Mowlem (above) met Berro at the 2003 Daytona 24 Hours when he drove the Risi Competizione Ferrari 360 Modena to second overall alongside Ralf Kelleners and Anthony Lazzaro. Their paths have crossed many times since, but there’s no masking Johnny’s enthusiasm for being at Lotus as Claudio’s driver once again. “It’s fantastic being part of it all,” he says after greeting every mechanic in the motor sport building at Hethel. “I had a poster of a British racing green Lotus Esprit on my wall as a kid. At that time you could look through Exchange and Mart and the Esprit would be up there with Ferraris and Porsches. It’s where Lotus want to get back to and it’s where I want to see them.”

Mowlem’s is no easy task. The Evora may be a great base from which to build a GT4, GT2 and even a GT1 racer, but the sheer volume and diversity of cars the manufacturer plans to produce means he’ll have to switch from doing system checks on the Lotus T125 (see left), to testing the latest GT cars, to helping develop LMP machines.
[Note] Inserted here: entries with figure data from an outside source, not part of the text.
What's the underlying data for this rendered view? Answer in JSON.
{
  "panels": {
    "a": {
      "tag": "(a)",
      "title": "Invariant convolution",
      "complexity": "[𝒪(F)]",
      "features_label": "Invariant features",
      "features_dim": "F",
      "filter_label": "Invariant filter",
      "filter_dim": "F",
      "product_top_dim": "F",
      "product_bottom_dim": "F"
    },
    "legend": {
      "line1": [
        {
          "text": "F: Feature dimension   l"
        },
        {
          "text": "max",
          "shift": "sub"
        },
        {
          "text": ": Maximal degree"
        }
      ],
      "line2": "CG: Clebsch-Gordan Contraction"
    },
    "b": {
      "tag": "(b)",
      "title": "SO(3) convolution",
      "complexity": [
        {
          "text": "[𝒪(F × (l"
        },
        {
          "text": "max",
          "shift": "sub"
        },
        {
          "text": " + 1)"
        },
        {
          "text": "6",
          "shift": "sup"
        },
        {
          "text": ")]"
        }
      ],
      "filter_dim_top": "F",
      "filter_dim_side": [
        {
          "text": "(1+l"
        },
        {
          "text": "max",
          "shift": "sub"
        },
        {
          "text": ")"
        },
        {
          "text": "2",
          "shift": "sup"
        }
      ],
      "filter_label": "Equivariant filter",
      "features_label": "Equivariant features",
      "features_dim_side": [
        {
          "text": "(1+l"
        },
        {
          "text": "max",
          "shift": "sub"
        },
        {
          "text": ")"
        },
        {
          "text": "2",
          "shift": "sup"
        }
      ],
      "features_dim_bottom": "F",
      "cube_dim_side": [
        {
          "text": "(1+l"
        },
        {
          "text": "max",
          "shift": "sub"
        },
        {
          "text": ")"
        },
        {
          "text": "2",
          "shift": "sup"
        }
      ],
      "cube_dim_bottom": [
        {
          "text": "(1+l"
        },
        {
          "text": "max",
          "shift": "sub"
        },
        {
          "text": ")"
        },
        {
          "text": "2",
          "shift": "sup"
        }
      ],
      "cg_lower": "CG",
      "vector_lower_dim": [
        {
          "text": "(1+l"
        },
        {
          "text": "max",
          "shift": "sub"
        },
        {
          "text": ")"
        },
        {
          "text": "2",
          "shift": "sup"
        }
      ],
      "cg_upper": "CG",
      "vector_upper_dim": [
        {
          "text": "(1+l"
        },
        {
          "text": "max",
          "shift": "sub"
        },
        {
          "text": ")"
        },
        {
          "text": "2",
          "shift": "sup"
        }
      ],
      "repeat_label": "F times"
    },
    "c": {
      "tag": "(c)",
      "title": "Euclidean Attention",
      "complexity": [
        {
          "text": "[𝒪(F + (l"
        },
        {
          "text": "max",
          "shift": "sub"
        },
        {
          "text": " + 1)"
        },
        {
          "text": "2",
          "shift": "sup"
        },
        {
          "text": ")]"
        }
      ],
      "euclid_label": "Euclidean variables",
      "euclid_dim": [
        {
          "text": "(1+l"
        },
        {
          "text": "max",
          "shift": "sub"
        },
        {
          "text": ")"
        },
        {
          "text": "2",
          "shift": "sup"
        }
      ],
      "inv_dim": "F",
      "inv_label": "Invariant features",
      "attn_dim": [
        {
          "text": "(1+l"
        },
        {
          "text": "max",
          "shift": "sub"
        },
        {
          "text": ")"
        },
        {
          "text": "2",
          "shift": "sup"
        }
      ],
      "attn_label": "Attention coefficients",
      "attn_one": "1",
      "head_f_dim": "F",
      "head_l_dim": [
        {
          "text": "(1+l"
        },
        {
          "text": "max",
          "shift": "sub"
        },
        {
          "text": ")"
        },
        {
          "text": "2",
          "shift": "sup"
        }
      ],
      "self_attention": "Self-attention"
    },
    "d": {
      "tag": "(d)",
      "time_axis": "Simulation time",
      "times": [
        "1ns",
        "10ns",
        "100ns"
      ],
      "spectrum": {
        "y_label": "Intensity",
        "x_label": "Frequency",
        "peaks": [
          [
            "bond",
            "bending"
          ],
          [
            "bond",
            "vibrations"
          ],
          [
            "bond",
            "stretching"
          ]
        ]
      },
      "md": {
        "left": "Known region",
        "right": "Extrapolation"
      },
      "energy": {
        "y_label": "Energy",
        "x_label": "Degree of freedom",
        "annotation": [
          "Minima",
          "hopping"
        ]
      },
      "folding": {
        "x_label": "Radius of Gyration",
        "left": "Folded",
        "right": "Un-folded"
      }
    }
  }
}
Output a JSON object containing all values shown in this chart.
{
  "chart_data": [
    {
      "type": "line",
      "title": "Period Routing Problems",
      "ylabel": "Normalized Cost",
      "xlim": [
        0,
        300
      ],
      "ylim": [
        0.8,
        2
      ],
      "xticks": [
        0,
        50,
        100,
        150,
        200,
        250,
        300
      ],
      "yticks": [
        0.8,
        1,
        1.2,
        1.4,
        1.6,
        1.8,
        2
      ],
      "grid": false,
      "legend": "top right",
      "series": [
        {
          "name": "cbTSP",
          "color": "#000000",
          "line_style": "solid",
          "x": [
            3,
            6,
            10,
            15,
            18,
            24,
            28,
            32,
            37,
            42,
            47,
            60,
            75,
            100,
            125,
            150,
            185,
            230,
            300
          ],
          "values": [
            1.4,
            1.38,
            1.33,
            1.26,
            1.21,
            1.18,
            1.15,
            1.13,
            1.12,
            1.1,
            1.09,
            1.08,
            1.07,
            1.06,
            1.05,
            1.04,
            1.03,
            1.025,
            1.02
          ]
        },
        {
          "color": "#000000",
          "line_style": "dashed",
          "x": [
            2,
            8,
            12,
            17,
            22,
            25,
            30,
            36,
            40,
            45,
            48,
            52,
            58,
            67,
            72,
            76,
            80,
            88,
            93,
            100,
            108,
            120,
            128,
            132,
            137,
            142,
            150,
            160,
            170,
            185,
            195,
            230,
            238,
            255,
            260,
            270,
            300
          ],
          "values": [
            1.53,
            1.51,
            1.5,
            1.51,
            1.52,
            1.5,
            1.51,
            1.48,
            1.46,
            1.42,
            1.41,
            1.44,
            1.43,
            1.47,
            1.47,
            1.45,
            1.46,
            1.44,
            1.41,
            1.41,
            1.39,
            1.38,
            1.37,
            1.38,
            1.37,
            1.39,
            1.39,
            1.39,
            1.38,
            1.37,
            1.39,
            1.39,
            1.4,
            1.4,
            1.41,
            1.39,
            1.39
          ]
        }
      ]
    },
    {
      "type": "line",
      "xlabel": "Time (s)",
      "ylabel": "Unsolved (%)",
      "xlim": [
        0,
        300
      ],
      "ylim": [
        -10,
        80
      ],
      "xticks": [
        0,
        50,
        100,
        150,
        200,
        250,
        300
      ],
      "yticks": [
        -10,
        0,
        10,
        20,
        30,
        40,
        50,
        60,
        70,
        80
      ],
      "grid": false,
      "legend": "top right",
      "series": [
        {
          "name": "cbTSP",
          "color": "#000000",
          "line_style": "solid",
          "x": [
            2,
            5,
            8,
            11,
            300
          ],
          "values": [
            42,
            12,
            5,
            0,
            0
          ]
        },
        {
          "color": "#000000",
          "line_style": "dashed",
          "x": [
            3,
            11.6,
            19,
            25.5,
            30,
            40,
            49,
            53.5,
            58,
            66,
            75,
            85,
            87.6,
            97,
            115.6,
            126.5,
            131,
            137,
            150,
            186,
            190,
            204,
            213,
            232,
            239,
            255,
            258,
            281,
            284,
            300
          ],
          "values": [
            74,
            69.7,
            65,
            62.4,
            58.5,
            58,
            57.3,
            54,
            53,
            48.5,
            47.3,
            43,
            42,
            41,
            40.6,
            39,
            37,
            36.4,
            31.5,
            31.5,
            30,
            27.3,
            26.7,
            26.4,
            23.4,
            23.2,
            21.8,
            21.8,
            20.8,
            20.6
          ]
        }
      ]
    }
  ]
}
Johnny admits that development of the T125 will be handed over to either an ex-Formula 1 or current single-seater driver after he’s completed the initial checks. “I’d love to be involved, but if I’m being honest there are areas where I’ll be outside my experience.”

But he is tailor-made for all the other Lotus work. “I’ve helped develop GT3 and GT2 cars, and I’ve got a lot of experience over the past few years in LMP1 and P2. I feel as though I can help. In fact, I know I can.”

Mowlem’s Lotus contract comes at a perfect time in his career and no doubt he’ll play a vital role in bringing the company back to where it – and he – wants to be.